The Risk of Debt

By Megan McArdle

So why should we worry about the ability of the government to borrow?  For the past decade, at least, the American government has been able to borrow pretty much all the money it wanted without seeming to pay much of a price in terms of higher interest rates.  Bush's deficits were worrying in a number of ways, but they certainly didn't crowd out private investments, and we got a good deal on the money.

But Obama's spending plans are extraordinarily ambitious.  His projected deficits for the rest of his possibly presidency are higher than the "runaway" deficits that plagued most of the Bush administration--and after the first few years, that's not stimulus, that's ordinary spending outstripping revenue.  For a while now, I've been asking people at conferences, on and off the record, what America's sovereign debt risk is?  That is, how long until people stop treating treasuries as the "risk free" securities, and start demanding a premium for the risk that we might default.

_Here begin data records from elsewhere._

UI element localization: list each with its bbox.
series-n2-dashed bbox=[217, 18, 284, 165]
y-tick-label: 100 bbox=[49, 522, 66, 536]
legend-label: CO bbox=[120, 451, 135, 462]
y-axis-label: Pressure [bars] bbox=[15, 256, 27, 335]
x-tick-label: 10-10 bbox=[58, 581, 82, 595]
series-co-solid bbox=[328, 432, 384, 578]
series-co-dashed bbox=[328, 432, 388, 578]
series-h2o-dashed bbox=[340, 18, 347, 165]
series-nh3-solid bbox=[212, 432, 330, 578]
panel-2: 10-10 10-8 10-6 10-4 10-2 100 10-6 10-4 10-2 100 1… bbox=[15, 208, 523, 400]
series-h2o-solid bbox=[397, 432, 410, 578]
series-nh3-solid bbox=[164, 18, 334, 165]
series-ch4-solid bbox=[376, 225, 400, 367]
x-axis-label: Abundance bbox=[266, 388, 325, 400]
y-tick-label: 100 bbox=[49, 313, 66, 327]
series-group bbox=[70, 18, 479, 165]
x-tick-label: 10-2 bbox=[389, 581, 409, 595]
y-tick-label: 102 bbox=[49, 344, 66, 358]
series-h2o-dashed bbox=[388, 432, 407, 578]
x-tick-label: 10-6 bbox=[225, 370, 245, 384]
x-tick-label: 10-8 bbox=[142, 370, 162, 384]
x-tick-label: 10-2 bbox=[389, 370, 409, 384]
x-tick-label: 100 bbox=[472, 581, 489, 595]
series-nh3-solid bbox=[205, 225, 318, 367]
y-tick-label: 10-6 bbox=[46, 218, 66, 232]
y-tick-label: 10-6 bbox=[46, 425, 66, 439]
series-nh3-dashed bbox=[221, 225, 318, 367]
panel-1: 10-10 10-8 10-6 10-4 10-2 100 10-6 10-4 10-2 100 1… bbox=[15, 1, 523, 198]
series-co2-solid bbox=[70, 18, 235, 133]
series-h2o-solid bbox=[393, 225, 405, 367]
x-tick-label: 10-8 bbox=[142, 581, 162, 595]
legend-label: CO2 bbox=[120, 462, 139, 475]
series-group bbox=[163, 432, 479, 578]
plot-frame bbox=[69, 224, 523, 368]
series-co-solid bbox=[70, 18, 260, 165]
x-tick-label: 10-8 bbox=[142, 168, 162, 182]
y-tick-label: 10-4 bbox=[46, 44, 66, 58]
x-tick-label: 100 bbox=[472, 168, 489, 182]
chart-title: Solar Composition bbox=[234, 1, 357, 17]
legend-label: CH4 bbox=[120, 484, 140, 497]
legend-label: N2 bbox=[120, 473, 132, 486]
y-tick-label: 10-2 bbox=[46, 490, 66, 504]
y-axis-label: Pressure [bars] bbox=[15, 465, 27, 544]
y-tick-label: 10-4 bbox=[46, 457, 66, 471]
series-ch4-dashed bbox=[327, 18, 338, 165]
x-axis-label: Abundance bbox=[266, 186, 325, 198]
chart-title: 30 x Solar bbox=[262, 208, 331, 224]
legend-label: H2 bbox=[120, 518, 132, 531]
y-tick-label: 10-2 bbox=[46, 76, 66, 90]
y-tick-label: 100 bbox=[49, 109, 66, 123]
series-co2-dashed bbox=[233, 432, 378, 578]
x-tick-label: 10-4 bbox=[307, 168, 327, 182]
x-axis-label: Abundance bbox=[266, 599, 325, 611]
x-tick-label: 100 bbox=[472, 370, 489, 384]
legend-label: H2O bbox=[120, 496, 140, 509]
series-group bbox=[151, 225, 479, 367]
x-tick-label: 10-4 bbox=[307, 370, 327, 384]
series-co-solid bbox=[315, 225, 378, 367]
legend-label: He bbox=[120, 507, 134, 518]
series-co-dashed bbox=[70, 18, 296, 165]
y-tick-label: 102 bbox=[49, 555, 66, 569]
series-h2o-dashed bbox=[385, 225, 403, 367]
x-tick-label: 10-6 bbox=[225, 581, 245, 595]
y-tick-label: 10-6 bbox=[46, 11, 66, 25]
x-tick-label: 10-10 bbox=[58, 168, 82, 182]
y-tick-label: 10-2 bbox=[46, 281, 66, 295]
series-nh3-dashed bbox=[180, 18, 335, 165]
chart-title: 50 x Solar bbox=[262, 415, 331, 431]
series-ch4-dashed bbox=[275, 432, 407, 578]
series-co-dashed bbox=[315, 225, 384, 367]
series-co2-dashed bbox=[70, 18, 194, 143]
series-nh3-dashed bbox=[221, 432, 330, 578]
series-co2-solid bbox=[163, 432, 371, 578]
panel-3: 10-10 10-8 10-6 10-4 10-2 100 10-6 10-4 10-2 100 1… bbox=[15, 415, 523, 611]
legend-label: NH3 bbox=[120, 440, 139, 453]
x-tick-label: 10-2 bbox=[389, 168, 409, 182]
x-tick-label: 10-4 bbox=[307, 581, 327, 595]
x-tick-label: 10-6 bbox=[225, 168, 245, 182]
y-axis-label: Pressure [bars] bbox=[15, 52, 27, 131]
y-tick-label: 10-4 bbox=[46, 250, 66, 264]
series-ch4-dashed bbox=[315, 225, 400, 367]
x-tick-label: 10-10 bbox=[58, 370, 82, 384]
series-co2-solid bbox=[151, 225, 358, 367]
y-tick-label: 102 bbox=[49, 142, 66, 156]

The answer from the right has been a nervous (perhaps hopeful) 2-3 years.  The answer from the left, and professional Democratic wonks, is some unspecified time in the future.  Probably, there will be a Republican in charge.  Markets hate Republicans.

But last Thursday, the Treasury auction was . . . well, descriptions vary from "weak" to "horrible".  This raises the unpleasant possibility that markets are, as my business school professors insisted, "forward looking".  Voters may believe that getting a bunch of special interests to agree in principal that costs should be cut is the same thing as actually cutting costs.  Bond markets don't.  That's why James Carville famously wanted to be reincarnated as the bond markets so he could "intimidate everyone".

But the problems faced by Clinton were modest--moderately higher interest rates, possibly, for ordinary borrowers.  The Obama administration is trying to borrow 13% of GDP this year.  If bond markets think future deficits are a problem, they can rapidly push up rates to the point where that borrowing becomes unaffordable.  And if they do, it will be clear that they are pricing in that ugly, ugly CBO graph:



Obama can assure voters that he inherited these deficits.  But bond markets pay closer attention to the fact that Obama has already increased the projected deficit he inherited by 50%:

The White House raised the 2009 budget deficit projection to a staggering $1.8 trillion today. For context, it took President Bush more than seven years to accumulate $1.8 trillion in debt. It also means that 45 cents of every dollar Washington spends this year will be borrowed.

President Obama continues to distance himself from this "inherited" budget deficit. But the day he was inaugurated, the 2009 deficit was forecast at $1.2 trillion -- meaning $600 billion has already been added during his four-month presidency (an amount that, by itself, would exceed all 2001-07 annual budget deficits). And should the president really be allowed to distance himself from the $1.2 trillion "inherited" portion of the deficit, given that as a senator he supported nearly all policies and bailouts that created it?

The president also talks of cutting the deficit in half from this bloated level. But even after the recession ends and the troops return home, he'd still run $1 trillion deficits -- compared to President Bush's $162 billion pre-recession deficit. In other words, the structural budget deficit (which excludes the impacts of booms/recessions) would more than quintuple.

Obama's spending is not the only reason the deficits are so big--not by a long shot.  But he is using the sticker shock to slide in big spending plans without paying for them.  And while the US can certainly afford one $1.4 trillion year, it probably cannot afford 10 $600+ billion years.  As private credit markets recover, government credit markets will start to reflect that reality.

That's not to say that disaster is at hand.  Obviously, I am not fond of all the new spending plans, so I (and you) should be mindful of a possible tendency towards wishful thinking.  And this is early days--sometimes a bad bond auction is just a bad bond auction.  But I imagine that Larry Summers had at least one sleepless night.